Por esse documento, chama-se atenção ao desejo de incutir no
âmbito do Judiciário Brasileiro o conceito de Consciência Racial, segundo o
qual:
“[...]
transcende a mera identificação étnico-racial, envolvendo o reconhecimento da
necessidade de enfrentar coletivamente os efeitos sistêmicos da discriminação
histórica entre negros e brancos. Isso inclui a percepção da predominância
branca em posições de poder e a responsabilidade de combater o sistema racial
estrutural na sociedade brasileira.

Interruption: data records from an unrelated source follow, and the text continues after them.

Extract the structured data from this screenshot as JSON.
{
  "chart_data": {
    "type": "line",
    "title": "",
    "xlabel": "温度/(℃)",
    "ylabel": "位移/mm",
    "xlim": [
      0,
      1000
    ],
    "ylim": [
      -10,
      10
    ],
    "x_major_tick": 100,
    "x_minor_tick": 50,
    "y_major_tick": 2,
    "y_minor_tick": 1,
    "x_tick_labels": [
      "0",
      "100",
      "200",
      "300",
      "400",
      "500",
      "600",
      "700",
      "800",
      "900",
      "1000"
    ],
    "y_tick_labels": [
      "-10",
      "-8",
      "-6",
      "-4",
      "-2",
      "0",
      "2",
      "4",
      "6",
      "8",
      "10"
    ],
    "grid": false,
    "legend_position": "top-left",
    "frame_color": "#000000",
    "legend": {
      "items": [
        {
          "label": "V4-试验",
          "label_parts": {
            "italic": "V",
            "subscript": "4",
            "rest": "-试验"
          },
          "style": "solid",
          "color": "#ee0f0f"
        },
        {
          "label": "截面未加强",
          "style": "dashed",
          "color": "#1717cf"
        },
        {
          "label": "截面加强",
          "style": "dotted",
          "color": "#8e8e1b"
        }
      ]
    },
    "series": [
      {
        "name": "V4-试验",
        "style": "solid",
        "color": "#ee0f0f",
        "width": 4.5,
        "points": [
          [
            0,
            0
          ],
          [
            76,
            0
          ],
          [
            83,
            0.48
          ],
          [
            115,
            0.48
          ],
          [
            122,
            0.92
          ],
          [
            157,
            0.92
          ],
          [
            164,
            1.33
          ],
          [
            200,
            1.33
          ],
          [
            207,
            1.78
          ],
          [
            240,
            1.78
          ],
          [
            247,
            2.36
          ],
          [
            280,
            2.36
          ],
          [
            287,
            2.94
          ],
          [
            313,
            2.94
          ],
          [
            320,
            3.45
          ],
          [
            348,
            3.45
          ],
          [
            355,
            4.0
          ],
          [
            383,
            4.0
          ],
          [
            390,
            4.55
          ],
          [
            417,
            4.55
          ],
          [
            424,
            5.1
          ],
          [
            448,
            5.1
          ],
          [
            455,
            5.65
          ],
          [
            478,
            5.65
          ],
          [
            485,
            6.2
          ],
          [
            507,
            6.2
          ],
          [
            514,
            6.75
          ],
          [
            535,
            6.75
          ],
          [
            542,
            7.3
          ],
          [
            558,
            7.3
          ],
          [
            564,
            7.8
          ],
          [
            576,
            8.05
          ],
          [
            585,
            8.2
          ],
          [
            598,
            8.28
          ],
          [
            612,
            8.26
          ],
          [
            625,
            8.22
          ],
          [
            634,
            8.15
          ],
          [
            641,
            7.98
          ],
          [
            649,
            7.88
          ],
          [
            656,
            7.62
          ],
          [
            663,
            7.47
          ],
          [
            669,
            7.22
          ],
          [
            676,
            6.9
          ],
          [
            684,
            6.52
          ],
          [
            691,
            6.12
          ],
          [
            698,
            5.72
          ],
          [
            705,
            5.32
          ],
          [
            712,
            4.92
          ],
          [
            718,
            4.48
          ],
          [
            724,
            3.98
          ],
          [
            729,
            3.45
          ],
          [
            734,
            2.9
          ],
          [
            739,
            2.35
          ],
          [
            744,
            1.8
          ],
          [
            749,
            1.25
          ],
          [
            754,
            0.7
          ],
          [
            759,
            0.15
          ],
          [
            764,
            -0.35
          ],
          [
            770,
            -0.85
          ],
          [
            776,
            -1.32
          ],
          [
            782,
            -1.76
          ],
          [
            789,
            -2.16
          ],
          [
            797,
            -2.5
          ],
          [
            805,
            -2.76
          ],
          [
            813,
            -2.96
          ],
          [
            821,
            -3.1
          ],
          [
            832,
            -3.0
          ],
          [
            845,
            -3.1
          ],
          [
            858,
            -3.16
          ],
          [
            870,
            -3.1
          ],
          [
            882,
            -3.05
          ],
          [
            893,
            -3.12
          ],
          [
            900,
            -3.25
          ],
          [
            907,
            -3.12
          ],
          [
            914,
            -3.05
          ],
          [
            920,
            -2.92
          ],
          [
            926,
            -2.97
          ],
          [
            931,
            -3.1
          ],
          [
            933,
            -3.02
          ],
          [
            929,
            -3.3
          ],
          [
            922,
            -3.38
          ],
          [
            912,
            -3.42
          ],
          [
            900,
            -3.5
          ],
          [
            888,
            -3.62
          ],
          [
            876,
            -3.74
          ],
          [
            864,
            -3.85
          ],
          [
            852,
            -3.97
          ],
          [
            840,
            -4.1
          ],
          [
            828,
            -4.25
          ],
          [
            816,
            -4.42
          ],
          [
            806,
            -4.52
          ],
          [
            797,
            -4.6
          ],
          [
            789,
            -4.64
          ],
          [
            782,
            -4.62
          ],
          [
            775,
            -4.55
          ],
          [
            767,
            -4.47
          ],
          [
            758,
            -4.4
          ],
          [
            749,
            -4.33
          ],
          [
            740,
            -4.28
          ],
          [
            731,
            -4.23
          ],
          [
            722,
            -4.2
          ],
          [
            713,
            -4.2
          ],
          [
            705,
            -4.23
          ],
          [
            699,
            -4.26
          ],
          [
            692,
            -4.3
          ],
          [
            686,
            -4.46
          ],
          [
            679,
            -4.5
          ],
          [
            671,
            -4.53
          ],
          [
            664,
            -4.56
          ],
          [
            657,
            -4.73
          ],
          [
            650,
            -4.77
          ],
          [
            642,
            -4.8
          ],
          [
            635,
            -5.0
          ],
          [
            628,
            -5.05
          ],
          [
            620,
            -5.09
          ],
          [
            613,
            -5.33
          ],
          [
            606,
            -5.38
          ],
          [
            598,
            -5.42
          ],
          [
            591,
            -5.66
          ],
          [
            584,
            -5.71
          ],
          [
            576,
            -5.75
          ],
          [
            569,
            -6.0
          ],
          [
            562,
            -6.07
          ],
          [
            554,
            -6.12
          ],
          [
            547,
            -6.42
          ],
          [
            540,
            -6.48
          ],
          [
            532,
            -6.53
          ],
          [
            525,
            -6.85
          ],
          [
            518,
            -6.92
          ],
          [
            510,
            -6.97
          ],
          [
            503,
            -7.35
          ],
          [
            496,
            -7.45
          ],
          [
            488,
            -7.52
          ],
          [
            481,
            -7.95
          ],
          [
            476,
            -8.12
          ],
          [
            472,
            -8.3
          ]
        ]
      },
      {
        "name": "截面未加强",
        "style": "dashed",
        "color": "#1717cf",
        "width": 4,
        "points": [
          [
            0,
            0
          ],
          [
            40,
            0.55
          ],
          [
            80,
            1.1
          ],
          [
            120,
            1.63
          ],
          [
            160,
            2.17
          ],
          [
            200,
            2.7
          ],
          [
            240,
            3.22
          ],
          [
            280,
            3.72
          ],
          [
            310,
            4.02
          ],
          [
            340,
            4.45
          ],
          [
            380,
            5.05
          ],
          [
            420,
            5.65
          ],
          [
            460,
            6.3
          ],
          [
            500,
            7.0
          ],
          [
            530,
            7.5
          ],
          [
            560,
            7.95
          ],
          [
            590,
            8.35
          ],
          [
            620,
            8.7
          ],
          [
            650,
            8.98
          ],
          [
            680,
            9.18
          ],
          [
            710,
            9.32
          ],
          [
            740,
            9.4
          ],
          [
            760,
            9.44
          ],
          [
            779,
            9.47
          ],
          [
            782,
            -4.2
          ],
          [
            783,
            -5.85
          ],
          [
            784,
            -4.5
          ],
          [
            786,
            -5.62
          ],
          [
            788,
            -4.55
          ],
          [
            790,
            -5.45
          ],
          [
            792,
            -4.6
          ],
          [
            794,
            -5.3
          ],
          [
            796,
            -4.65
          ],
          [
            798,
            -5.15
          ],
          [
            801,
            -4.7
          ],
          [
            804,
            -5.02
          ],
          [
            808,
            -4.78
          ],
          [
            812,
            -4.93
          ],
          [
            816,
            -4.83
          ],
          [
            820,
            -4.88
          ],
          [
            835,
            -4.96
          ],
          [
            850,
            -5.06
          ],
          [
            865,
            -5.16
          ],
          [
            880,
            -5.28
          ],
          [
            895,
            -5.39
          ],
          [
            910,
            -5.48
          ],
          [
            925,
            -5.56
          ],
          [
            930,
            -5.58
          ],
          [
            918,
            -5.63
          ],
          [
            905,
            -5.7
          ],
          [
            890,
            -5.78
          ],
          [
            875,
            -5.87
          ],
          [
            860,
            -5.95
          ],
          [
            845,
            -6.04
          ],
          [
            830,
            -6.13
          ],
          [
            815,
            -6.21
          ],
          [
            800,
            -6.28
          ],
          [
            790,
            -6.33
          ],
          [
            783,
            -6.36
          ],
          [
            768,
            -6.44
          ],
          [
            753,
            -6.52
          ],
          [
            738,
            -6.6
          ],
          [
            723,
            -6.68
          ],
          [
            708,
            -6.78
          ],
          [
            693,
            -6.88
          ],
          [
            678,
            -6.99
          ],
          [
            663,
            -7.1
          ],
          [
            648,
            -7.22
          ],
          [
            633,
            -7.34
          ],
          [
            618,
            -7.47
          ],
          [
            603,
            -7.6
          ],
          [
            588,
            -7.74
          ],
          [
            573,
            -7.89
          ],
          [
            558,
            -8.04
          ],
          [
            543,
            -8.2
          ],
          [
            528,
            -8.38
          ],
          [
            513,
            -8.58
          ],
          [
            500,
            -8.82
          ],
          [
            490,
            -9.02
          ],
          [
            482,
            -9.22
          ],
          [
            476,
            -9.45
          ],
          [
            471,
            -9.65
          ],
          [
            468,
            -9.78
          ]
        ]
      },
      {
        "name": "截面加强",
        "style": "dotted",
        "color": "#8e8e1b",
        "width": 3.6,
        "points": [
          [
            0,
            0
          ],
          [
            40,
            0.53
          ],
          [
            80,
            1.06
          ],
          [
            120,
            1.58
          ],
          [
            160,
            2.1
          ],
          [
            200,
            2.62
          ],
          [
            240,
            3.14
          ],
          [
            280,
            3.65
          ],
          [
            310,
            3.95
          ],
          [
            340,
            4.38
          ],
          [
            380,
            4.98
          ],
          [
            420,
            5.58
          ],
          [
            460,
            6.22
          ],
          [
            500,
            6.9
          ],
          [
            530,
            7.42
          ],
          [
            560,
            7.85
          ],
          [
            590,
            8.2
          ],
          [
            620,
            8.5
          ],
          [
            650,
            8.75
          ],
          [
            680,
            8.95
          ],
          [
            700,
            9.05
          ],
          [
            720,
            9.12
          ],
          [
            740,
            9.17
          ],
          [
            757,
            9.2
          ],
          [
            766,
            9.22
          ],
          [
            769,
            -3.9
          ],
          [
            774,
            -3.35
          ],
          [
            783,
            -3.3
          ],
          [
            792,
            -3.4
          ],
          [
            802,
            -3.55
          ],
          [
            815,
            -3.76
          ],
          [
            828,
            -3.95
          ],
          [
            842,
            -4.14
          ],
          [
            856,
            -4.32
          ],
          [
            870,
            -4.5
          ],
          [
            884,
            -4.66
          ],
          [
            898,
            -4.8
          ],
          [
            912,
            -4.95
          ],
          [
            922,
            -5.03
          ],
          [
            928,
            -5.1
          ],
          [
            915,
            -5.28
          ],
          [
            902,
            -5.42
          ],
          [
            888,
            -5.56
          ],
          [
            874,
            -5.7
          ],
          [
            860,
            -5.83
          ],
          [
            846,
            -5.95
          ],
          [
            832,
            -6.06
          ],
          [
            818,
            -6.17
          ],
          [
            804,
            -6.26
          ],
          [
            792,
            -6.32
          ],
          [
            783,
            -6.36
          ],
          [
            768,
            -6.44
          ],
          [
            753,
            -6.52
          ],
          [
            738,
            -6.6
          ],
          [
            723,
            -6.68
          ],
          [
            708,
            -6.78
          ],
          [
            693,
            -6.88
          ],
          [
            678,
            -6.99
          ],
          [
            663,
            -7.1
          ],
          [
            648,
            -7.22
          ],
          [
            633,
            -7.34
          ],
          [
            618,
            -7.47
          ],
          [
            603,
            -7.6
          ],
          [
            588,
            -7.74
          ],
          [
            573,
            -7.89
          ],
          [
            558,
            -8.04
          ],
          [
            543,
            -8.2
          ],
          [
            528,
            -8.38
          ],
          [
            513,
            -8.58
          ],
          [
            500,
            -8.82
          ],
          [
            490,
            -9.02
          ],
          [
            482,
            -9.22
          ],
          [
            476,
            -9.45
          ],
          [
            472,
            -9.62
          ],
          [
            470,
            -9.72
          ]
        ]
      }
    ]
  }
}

Vai além de denúncias, exigindo posturas e
práticas antirracistas concretas.”
Adilson Moreira argumenta que “a
consciência racial pode ser classificada como uma expressão da consciência
cívica”, fundamentada no exercício da cidadania.
Portanto, como forma de
concretizar essas diretrizes, é fundamental que, no presente caso, afaste-se
qualquer miopia jurídica sobre o objeto de proteção do crime de injúria racial.
É dizer: o tipo penal do art. 2º-A da Lei 7.716/1989 não se configura no caso
de ofensa baseada na cor da pele que se dirija contra pessoa branca por esta
condição.
A expressão “grupos minoritários”
induvidosamente não se refere ao contingente populacional de determinada
coletividade, mas àqueles que, ainda que sejam numericamente majoritários, não
estão igualmente representados nos espaços de poder, público ou privado, que
são frequentemente discriminados inclusive pelo próprio Estado e que, na
prática, têm menos acesso ao exercício pleno da cidadania.
Não é possível acreditar que a
população brasileira branca possa ser considerada como minoritária. Por
conseguinte, não há como a situação narrada nos autos corresponder ao crime de
injúria racial.
Portanto, é inviável a
interpretação de existência do crime de injúria racial cometido contra pessoa,
cuja pele seja de cor branca, quando tal característica for o cerne da ofensa.
Isso não significa que
pessoas brancas não possam ser vítimas de ofensas
Vale esclarecer que a conclusão acima
exposta não resulta na impossibilidade de uma pessoa branca ser ofendida por
uma pessoa negra.
A honra de todas as pessoas é
protegida pela lei, inclusive pelo tipo penal da injúria simples (caput do art.
140 do Código Penal).
No entanto, no caso concreto, não
é possível enquadrar a situação como injúria racial, já que esse crime tem como
objetivo proteger grupos historicamente discriminados.
Ante o exposto, o STJ decidiu que
deve ser afastada qualquer interpretação que considere existente o crime de
injúria racial quando se tratar de ofensa dirigida a uma pessoa de pele de cor
branca, exclusivamente por esta condição.
Em suma:
A injúria racial não se configura em ofensas
dirigidas a pessoas brancas exclusivamente por esta condição, tendo em vista
que o racismo é um fenômeno estrutural que visa proteger grupos minoritários
historicamente discriminados.
STJ. 6ª
Turma. HC 929.002-AL, Rel. Min. Og Fernandes, julgado em 4/2/2025 (Info 839).